The school was notable for its campus-style construction, which eventually consisted of thirteen separate buildings, including an auditorium added in 1977. The classroom buildings were designed as long hallways connecting five or six individual rooms. However, Michigan winters were not well suited to the open campus design, requiring students to walk outside between buildings. In addition, the student population continued to grow, and the buildings began to deteriorate.

In 1986, Central High was completely rebuilt, with the exception of the auditorium, gymnasium, cafeteria, and art and industrial arts wing, all of which were incorporated into a new building. Since that time, the school has undergone numerous construction and renovation projects.

In 2009, the building underwent a multimillion-dollar construction project that included a new weight room, student and staff parking lots, a renovated main office, an athletic field entrance, an athletic office, additional classrooms, and a new gym entrance and foyer.
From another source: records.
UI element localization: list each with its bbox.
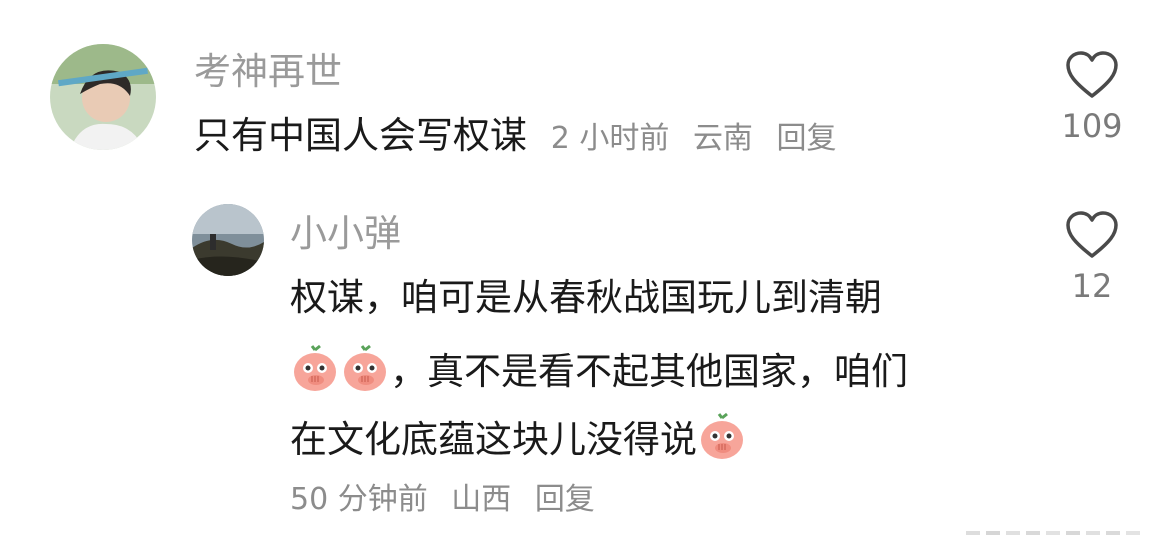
reply-text-line-2: ，真不是看不起其他国家，咱们 bbox=[290, 344, 908, 394]
peach-covering-mouth-emoji bbox=[290, 344, 340, 394]
peach-covering-mouth-emoji bbox=[340, 344, 390, 394]
comment-like-count: 109 bbox=[1061, 107, 1123, 145]
reply-reply-button[interactable]: 回复 bbox=[535, 482, 595, 517]
comment-text: 只有中国人会写权谋 2 小时前 云南 回复 bbox=[194, 114, 850, 161]
comment-reply-button[interactable]: 回复 bbox=[776, 121, 836, 156]
comment-username[interactable]: 考神再世 bbox=[194, 50, 342, 94]
reply-time: 50 分钟前 bbox=[290, 482, 428, 517]
reply-text-line-3: 在文化底蕴这块儿没得说 bbox=[290, 412, 747, 462]
comment-like-button[interactable]: 109 bbox=[1052, 50, 1132, 146]
reply-like-button[interactable]: 12 bbox=[1052, 210, 1132, 306]
avatar[interactable] bbox=[50, 44, 156, 150]
heart-outline-icon bbox=[1066, 51, 1118, 98]
reply-location: 山西 bbox=[451, 482, 512, 517]
heart-outline-icon bbox=[1066, 211, 1118, 258]
reply-text-line-1: 权谋，咱可是从春秋战国玩儿到清朝 bbox=[290, 276, 882, 319]
reply-text-line-2-content: ，真不是看不起其他国家，咱们 bbox=[390, 350, 908, 393]
peach-covering-mouth-emoji bbox=[697, 412, 747, 462]
comment-meta: 2 小时前 云南 回复 bbox=[551, 121, 851, 156]
comment-time: 2 小时前 bbox=[550, 121, 670, 156]
reply-username[interactable]: 小小弹 bbox=[290, 212, 401, 256]
reply-meta: 50 分钟前 山西 回复 bbox=[290, 480, 609, 520]
comment-text-content: 只有中国人会写权谋 bbox=[194, 114, 527, 157]
watermark-graphic bbox=[966, 531, 1140, 535]
reply-text-line-3-content: 在文化底蕴这块儿没得说 bbox=[290, 418, 697, 461]
comment-location: 云南 bbox=[692, 121, 753, 156]
reply-like-count: 12 bbox=[1071, 267, 1113, 305]
avatar[interactable] bbox=[192, 204, 264, 276]
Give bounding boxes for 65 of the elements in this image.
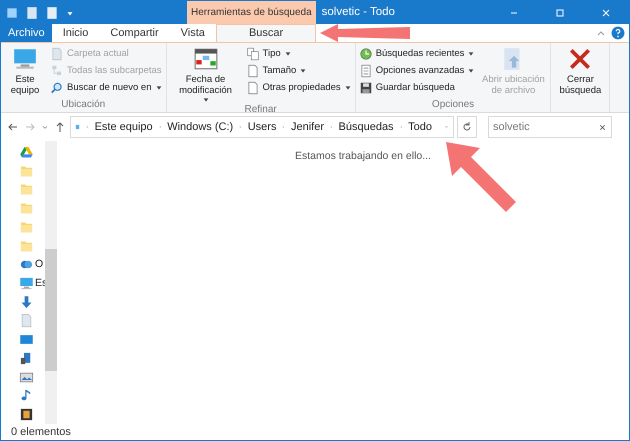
document-icon xyxy=(19,313,34,328)
breadcrumb[interactable]: Windows (C:) xyxy=(167,118,234,136)
annotation-arrow xyxy=(446,142,516,212)
group-label: Ubicación xyxy=(61,99,106,112)
address-field[interactable]: Este equipo Windows (C:) Users Jenifer Búsquedas Todo xyxy=(70,116,454,138)
close-icon xyxy=(600,6,612,18)
status-message: Estamos trabajando en ello... xyxy=(295,149,431,163)
up-arrow-icon xyxy=(54,121,66,133)
ribbon-button[interactable]: Este equipo xyxy=(4,46,46,96)
folder-icon xyxy=(19,182,34,198)
context-tab-title: Herramientas de búsqueda xyxy=(187,1,316,24)
monitor-icon xyxy=(19,276,34,291)
breadcrumb[interactable]: Todo xyxy=(408,118,432,136)
triangle-drive-icon xyxy=(19,144,34,160)
properties-icon xyxy=(25,6,39,20)
ribbon-tab[interactable]: Vista xyxy=(170,24,216,42)
ribbon-button[interactable]: Opciones avanzadas xyxy=(358,63,476,79)
document-icon xyxy=(50,47,64,61)
ribbon-button[interactable]: Fecha de modificación xyxy=(170,46,242,104)
ribbon-button[interactable]: Buscar de nuevo en xyxy=(50,80,163,96)
breadcrumb[interactable]: Búsquedas xyxy=(338,118,394,136)
calendar-icon xyxy=(192,46,219,72)
refresh-button[interactable] xyxy=(457,116,477,138)
checklist-icon xyxy=(358,64,373,78)
page-icon xyxy=(246,64,260,78)
chevron-down-icon xyxy=(41,123,49,131)
film-icon xyxy=(19,407,34,422)
page-icon xyxy=(246,81,260,95)
clock-icon xyxy=(358,47,373,61)
ribbon-tab[interactable]: Buscar xyxy=(216,24,316,42)
ribbon-button[interactable]: Cerrar búsqueda xyxy=(554,46,606,96)
file-tab[interactable]: Archivo xyxy=(1,24,52,42)
sidebar-item[interactable]: O xyxy=(35,256,44,273)
back-arrow-icon xyxy=(7,121,19,133)
search-field[interactable]: solvetic xyxy=(488,116,612,138)
window-icon xyxy=(5,6,19,20)
folder-icon xyxy=(19,220,34,235)
item-count: 0 elementos xyxy=(11,424,71,440)
maximize-icon xyxy=(554,6,566,18)
subfolders-icon xyxy=(50,64,64,78)
ribbon-button[interactable]: Tamaño xyxy=(246,63,352,79)
ribbon-tab[interactable]: Inicio xyxy=(52,24,100,42)
window-title: solvetic - Todo xyxy=(320,4,396,20)
forward-arrow-icon xyxy=(24,121,36,133)
ribbon-button[interactable]: Otras propiedades xyxy=(246,80,352,96)
file-type-icon xyxy=(246,47,260,61)
search-icon xyxy=(50,81,64,95)
folder-icon xyxy=(19,238,34,254)
ribbon-tab[interactable]: Compartir xyxy=(99,24,170,42)
scrollbar-thumb[interactable] xyxy=(45,249,57,371)
clear-icon xyxy=(598,123,607,132)
ribbon-button[interactable]: Guardar búsqueda xyxy=(358,80,476,96)
breadcrumb[interactable]: Jenifer xyxy=(290,118,324,136)
ribbon-button[interactable]: Tipo xyxy=(246,46,352,62)
group-label: Refinar xyxy=(244,104,277,116)
breadcrumb[interactable]: Este equipo xyxy=(94,118,153,136)
ribbon-button[interactable]: Búsquedas recientes xyxy=(358,46,476,62)
down-arrow-icon xyxy=(19,294,34,310)
group-label: Opciones xyxy=(432,99,474,112)
breadcrumb[interactable]: Users xyxy=(248,118,276,136)
folder-icon xyxy=(19,164,34,179)
new-folder-icon xyxy=(45,6,59,20)
folder-icon xyxy=(19,201,34,216)
scrollbar[interactable] xyxy=(45,141,57,424)
refresh-icon xyxy=(461,121,473,133)
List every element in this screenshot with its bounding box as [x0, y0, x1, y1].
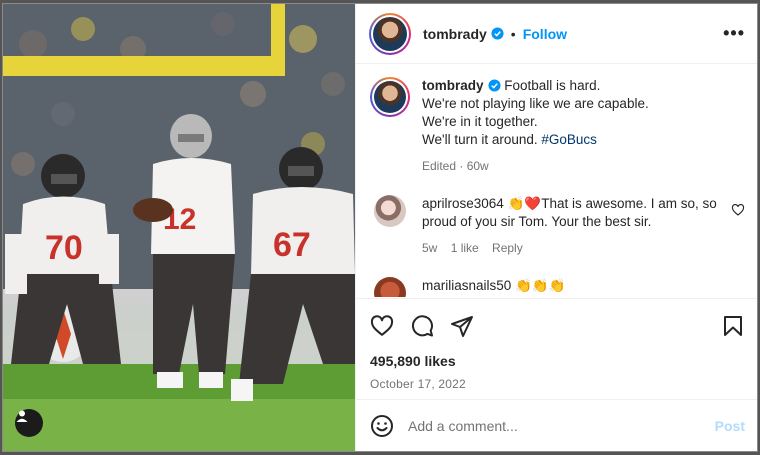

Heated sidewalks were also installed at the gym entrance. In 2010, the auditorium was remodeled.

==Demographics==
The demographic breakdown of the 1,315 students enrolled in 2015-16 was:

GENDER
- Male - 49.0%
- Female - 51.0%

ETHNIC BACKGROUND

- Native American/Alaskan - 0.3%
- Asian - 6.2%
- Black - 2.5%
- Hispanic - 1.7%
- White - 85.6%
- Multiracial - 3.7%
7.1% of the students were eligible for free or reduced-cost lunch.

== Athletics ==
Forest Hills Central's athletic teams compete under the "Rangers" mascot. Most teams compete in the Ottawa-Kent Conference White division. Forest Hills Central offers the following varsity sports:

===Boys' sports===
- Baseball
- Basketball
- Bowling
- Cross-country
- Football – 1994, 2022 state runner-up Division 2, 2023 Champions Division 3
- Golf – 1982, 1985, 1987, 1988, 2010 state runner-up, 2009, 2011 state champions
- Hockey
- Lacrosse – 2007 was the first year of competition separate from Forest Hills Northern. Prior to that, the two schools fielded a combined team. 1990 state champions, 2008 runners-up. 2010 Division II State Champions. 2012 Division II State Champions 2013 Division II state runners-up. 2016 State Champions, 2018 Runner Up State Champions, 2019 State Champions, 2022 State Champions, 2023 State Champions.
- Skiing – 1996 state champions
- Rowing — 2022 JV4+ SRAA Nationals 3rd place medalist, 2023 Varsity 4+ SRAA Nationals 3rd place medalist
- Soccer – 2004, 2015 state champions
- Swimming and diving
- Tennis – 1998, 2003, 2014, 2015 state champions; 2001, 2002, 2011, 2012, 2016 runner-up
- Wrestling

===Girls' sports===
- Basketball
- Bowling
- Cross-country
- Competitive cheer
- Field hockey
- Golf
- Gymnastics
- Lacrosse
- Rowing – 2022 JV8+ SRAA Nationals 7th place finisher
- Skiing – 2017 state champions
- Soccer – 2005, 2007, 2008, 2017, 2022 state champions; 2003 runner-up
- Softball
- Swimming and diving – 1993, 1994 state champions, 1995, 2007 runner-up
- Tennis – 1985, 2023 state runner-up
- Track and field
- Volleyball – 1986, 1987 state runner-up
- Water polo
- Wrestling – 2020 state champions

==Weekend education==
The Grand Rapids Supplemental School (グランドラピッズ補習授業校 Gurando Rappizu Hoshū Jugyō Kō), a part-time Japanese school, holds its classes at the high school.

==Notable alumni==
- Adam Grinwis (born 1992, class of 2010), professional soccer player
- Reed Timmer (born 1980, class of 1998) American meteorologist and storm chaser.
- Kyle Visser (born 1985, class of 2003), professional basketball player
- Gretchen Whitmer (born 1971, class of 1989), 49th Governor of Michigan
- Annette Ziegler (born 1964, class of 1982), Chief Justice of the Wisconsin Supreme Court
- Kim Zimmer (born 1955), actress, Guiding Light and Santa Barbara

==In popular culture==
In the film American Pie, the "Central Chicks" and "Central" Lacrosse team that East Great Falls High School plays against is an amalgam of Forest Hills Central High School. East Great Falls, in turn, is based on the nearby East Grand Rapids High School.